Seit knapp vier Monaten bin ich nun schon im sonnigen Laos und vollziehe hier meinen Freiwilligendienst mit weltwärts. Nach der Abholung vom Flughafen im August in Vientiane, der Hauptstadt Laos’, ging es mit einem kleinen Bus zu den Einsatzorten aller Freiwilligen aus Deutschland.

Und während mich die anderen Freiwilligen eher bemitleideten, so genoss ich es, die ersten Tage auf der Rückbank des Minivans zu verbringen und einfach nur die ersten Eindrücke Laos’ auf mich wirken zu lassen. So konnte ich auch alle Einsatzstellen einmal sehen und hatte die Möglichkeit an unterschiedlichsten Orten laotisches Essen zu probieren.

Die Einsatzstelle und das Arbeitsumfeld

Zum Glück haben wir vor Ort eine Mentorin, die mir bei Fragen und Problemen weiterhelfen konnte. Eigentlich heißt sie Dalyvanh, aber da hier so gut wie jeder einen Spitznamen hat, wird sie Touy, was so viel wie ‘dick’ bedeutet, genannt.

Touy arbeitet für die Luang Prabang Lao Youth Revolutionary Union. Sie und ihre Kollegin Keo besorgten mit mir die notwendigsten Dinge für die Wohnung und unterstützten mich auch ansonsten dabei, mich im schönen Luang Prabang ein wenig einzuleben.

Luang Prabang liegt, umringt  von Bergen, im Norden Laos und ist nicht umsonst UNESCO-Weltkulturerbe. Die frühere Königsstadt ist voller Palmen, edler Tempel, Häuschen und Gassen im französischen Kolonialstil und hat einen schönen historischen Stadtkern. Der Mekong und der NamKan fließen durch Luang Prabang. Letzterer muss über eine alte Holzbrücke, die nur für Fußgänger, Fahrrad- und Mopedfahrer zugänglich ist, überquert werden, um zum Wohnviertel von Ellie und mir zu kommen. Während ich anfänglich mit einem sehr bedürftigen, kleinem Fahrrad unterwegs war, teilen meine Mitfreiwillige und ich uns nun ein Moped, welches auch nur mäßig ausgestattet ist und in Deutschland wohl keine TÜV-Kontrolle überstehen würde. Mit dem Moped sind wir nun flexibler und haben uns auch einigermaßen an den Verkehr gewöhnt.
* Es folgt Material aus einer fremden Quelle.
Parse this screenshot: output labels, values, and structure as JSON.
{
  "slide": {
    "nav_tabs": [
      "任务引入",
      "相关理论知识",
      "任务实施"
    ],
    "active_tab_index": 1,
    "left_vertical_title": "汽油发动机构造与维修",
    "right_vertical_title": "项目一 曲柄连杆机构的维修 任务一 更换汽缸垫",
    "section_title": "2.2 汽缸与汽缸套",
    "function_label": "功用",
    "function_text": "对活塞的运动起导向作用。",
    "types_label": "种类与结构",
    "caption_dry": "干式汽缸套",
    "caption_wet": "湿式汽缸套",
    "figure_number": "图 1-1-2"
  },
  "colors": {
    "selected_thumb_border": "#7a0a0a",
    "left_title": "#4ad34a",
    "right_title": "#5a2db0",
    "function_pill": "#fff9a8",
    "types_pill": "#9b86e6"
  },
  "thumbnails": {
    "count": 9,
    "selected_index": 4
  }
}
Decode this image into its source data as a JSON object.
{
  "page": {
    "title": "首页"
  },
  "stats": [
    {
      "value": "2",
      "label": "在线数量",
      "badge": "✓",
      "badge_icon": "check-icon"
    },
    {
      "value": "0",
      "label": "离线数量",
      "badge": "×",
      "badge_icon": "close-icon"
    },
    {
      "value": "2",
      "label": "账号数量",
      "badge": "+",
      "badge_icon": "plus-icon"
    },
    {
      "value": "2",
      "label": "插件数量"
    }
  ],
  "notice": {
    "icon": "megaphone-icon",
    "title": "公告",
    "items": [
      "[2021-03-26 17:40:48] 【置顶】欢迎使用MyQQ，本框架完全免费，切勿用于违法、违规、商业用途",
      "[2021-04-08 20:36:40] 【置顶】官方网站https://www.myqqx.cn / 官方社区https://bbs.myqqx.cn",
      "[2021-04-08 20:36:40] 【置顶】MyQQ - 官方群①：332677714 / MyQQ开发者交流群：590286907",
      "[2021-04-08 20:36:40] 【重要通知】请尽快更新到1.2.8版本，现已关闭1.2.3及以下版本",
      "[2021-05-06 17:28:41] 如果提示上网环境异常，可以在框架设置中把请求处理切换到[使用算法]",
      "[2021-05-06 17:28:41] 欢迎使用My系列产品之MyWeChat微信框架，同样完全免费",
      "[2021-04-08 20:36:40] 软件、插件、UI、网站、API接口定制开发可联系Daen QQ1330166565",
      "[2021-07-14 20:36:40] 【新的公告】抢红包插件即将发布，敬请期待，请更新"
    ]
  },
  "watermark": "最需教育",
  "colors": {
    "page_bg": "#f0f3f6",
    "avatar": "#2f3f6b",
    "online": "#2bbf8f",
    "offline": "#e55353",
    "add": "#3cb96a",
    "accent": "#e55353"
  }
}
Die Schule an der ich als Lehrassistenz drei Stunden am Tag arbeite heißt “Mekong English Centre”. Es ist eine Privatschule, an der nachmittags unterrichtet wird, bei der die Schüler*innen monatlich zahlen müssen. Mithilfe selbstgestalteter Steckbriefe, die  im Sekretariat ausgehangen werden, können sie um Sponsoren bitten, die dann den Großteil der Kosten übernehmen. Auch sehr junge Schüler*innen arbeiten bereits, um den zusätzlichen Englischunterricht zu erhalten. Die Schüler*innen sind zwischen zehn und 25 Jahre alt, auch einige Novizen sind dabei. Die Klassen werden in ‘beginner’ und ‘intermediate’ eingeteilt. Der Unterricht läuft nach fest vorgegebenem Plan ab. Es werden jeden Tag ein paar Seiten der vorgeplanten PowerPoint- Präsentation abgearbeitet, meist nach dem Prinzip “Listen and repeat”. Obwohl ich den Unterricht als recht eingängig abstempeln würde, sind ein Großteil der Schüler*innen sehr fleißig, motiviert und kommen pünktlich. Die hohe Priorität des “Englisch-lernens”  wird jedoch nicht nur in der Schule deutlich, auch im Alltag machen mir Laot*innen ersichtlich, wie gerne sie mit Ausländer*innen englisch sprechen und wie sehr sie die Freiwilligenarbeit schätzen.

Das Leben und der Alltag

Aufgrund dessen fühle ich mich hier wohl und gut aufgenommen. Es ist toll, mehr als nur den touristischen Teil mitzubekommen und immerhin ab und zu überraschte Gesichter zu sehen, wenn ich mit meinen wenigen Laotischkenntnissen sagen kann, wie sehr es mir hier gefällt oder einfach nur den Verkäufer*innen klar mache, dass ich mich nicht von den Touripreisen veräppeln lasse…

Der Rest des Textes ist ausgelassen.